Collins wasn’t an NBA All-Star. That’s a fact. 

And… he most definitely didn’t suck. No one who isn’t good at professional sports has a 13-season career and helps his team to the playoffs as much as Collins.

In 13 seasons, his team made the NBA Playoffs 10 times, reaching the NBA Finals with the New Jersey Nets in 2003. In the Eastern Conference Finals against the Detroit Pistons that season, he led the team in rebounds two of those games. 

Shapiro rounded out his homophobic days-long tirade against Collins in 2013 by joining Piers Morgan on CNN and blowing the reaction to Collins absurdly out of proportion, in an attempt to discredit all of it.

“You think this is such a homophobic country,” he said to Morgan, “that when Jason Collins comes out, it’s the biggest deal in the history of humanity.”

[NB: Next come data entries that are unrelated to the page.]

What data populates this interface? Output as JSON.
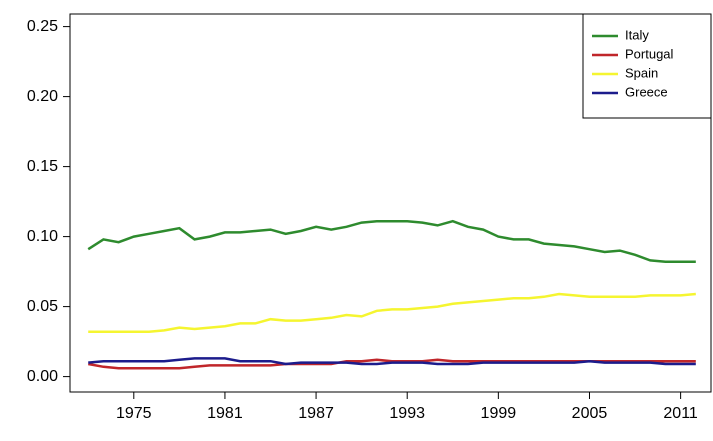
{
  "chart_data": {
    "type": "line",
    "x": [
      1972,
      1973,
      1974,
      1975,
      1976,
      1977,
      1978,
      1979,
      1980,
      1981,
      1982,
      1983,
      1984,
      1985,
      1986,
      1987,
      1988,
      1989,
      1990,
      1991,
      1992,
      1993,
      1994,
      1995,
      1996,
      1997,
      1998,
      1999,
      2000,
      2001,
      2002,
      2003,
      2004,
      2005,
      2006,
      2007,
      2008,
      2009,
      2010,
      2011,
      2012
    ],
    "series": [
      {
        "name": "Italy",
        "color": "#2e8b2e",
        "values": [
          0.091,
          0.098,
          0.096,
          0.1,
          0.102,
          0.104,
          0.106,
          0.098,
          0.1,
          0.103,
          0.103,
          0.104,
          0.105,
          0.102,
          0.104,
          0.107,
          0.105,
          0.107,
          0.11,
          0.111,
          0.111,
          0.111,
          0.11,
          0.108,
          0.111,
          0.107,
          0.105,
          0.1,
          0.098,
          0.098,
          0.095,
          0.094,
          0.093,
          0.091,
          0.089,
          0.09,
          0.087,
          0.083,
          0.082,
          0.082,
          0.082
        ]
      },
      {
        "name": "Portugal",
        "color": "#c0262a",
        "values": [
          0.009,
          0.007,
          0.006,
          0.006,
          0.006,
          0.006,
          0.006,
          0.007,
          0.008,
          0.008,
          0.008,
          0.008,
          0.008,
          0.009,
          0.009,
          0.009,
          0.009,
          0.011,
          0.011,
          0.012,
          0.011,
          0.011,
          0.011,
          0.012,
          0.011,
          0.011,
          0.011,
          0.011,
          0.011,
          0.011,
          0.011,
          0.011,
          0.011,
          0.011,
          0.011,
          0.011,
          0.011,
          0.011,
          0.011,
          0.011,
          0.011
        ]
      },
      {
        "name": "Spain",
        "color": "#f5f530",
        "values": [
          0.032,
          0.032,
          0.032,
          0.032,
          0.032,
          0.033,
          0.035,
          0.034,
          0.035,
          0.036,
          0.038,
          0.038,
          0.041,
          0.04,
          0.04,
          0.041,
          0.042,
          0.044,
          0.043,
          0.047,
          0.048,
          0.048,
          0.049,
          0.05,
          0.052,
          0.053,
          0.054,
          0.055,
          0.056,
          0.056,
          0.057,
          0.059,
          0.058,
          0.057,
          0.057,
          0.057,
          0.057,
          0.058,
          0.058,
          0.058,
          0.059
        ]
      },
      {
        "name": "Greece",
        "color": "#1c1c8c",
        "values": [
          0.01,
          0.011,
          0.011,
          0.011,
          0.011,
          0.011,
          0.012,
          0.013,
          0.013,
          0.013,
          0.011,
          0.011,
          0.011,
          0.009,
          0.01,
          0.01,
          0.01,
          0.01,
          0.009,
          0.009,
          0.01,
          0.01,
          0.01,
          0.009,
          0.009,
          0.009,
          0.01,
          0.01,
          0.01,
          0.01,
          0.01,
          0.01,
          0.01,
          0.011,
          0.01,
          0.01,
          0.01,
          0.01,
          0.009,
          0.009,
          0.009
        ]
      }
    ],
    "xlim": [
      1970.8,
      2013.0
    ],
    "ylim": [
      -0.011,
      0.259
    ],
    "xticks": [
      1975,
      1981,
      1987,
      1993,
      1999,
      2005,
      2011
    ],
    "yticks": [
      {
        "value": 0,
        "label": "0.00"
      },
      0.05,
      {
        "value": 0.1,
        "label": "0.10"
      },
      0.15,
      {
        "value": 0.2,
        "label": "0.20"
      },
      0.25
    ],
    "legend": "top-right"
  }
}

This is a cheap tactic Shapiro regularly uses when trying to demean the fact that people like a story he doesn’t like, claiming it’s blown out of proportion. He doesn’t like any positive publicity a gay person gets for coming out, so he lies about the scope of the coverage. 

It’s a cheap trick.

No, this wasn’t “the biggest deal in the history of humanity.” In fact, with the Supreme Court siding with same-sex marriage, and the Snowden leaks, it wasn’t even the “biggest deal” of 2013. And the media and public didn’t treat it as such.

Yet this is the game Shapiro plays. 

What does this have to do with us 11 years later? Shapiro continues to be an enemy of LGBTQ equality, even same-sex marriage.

He routinely launches into false screeds about why same-sex marriage is wrong. 

First he says that marriage should be strictly about the raising of children. Because two men can’t have a baby through procreation, he says that disqualifies them from marriage.

Yet many same-sex couples do raise children. The number is increasing every year. And many heterosexual couples don’t have children, or adopt just like many same-sex couples.

As he decries the decline of heterosexual couples’ interest in having children as the end of civilization (yes, he actually argues this), he also ignores or chastises same-sex couples’ increasing interest in having children.

But, of course, he claims he’s not anti-gay.

He’s also said that heterosexual couples are inherently better at raising children than two men or two women, despite evidence to the contrary.

We will continue to celebrate the day Jason Collins came out publicly. He was a courageous hero for doing so, and for doing so with a Sports Illustrated cover story. 

The conservative tears are flowing right onto Shapiro’s coffee mug.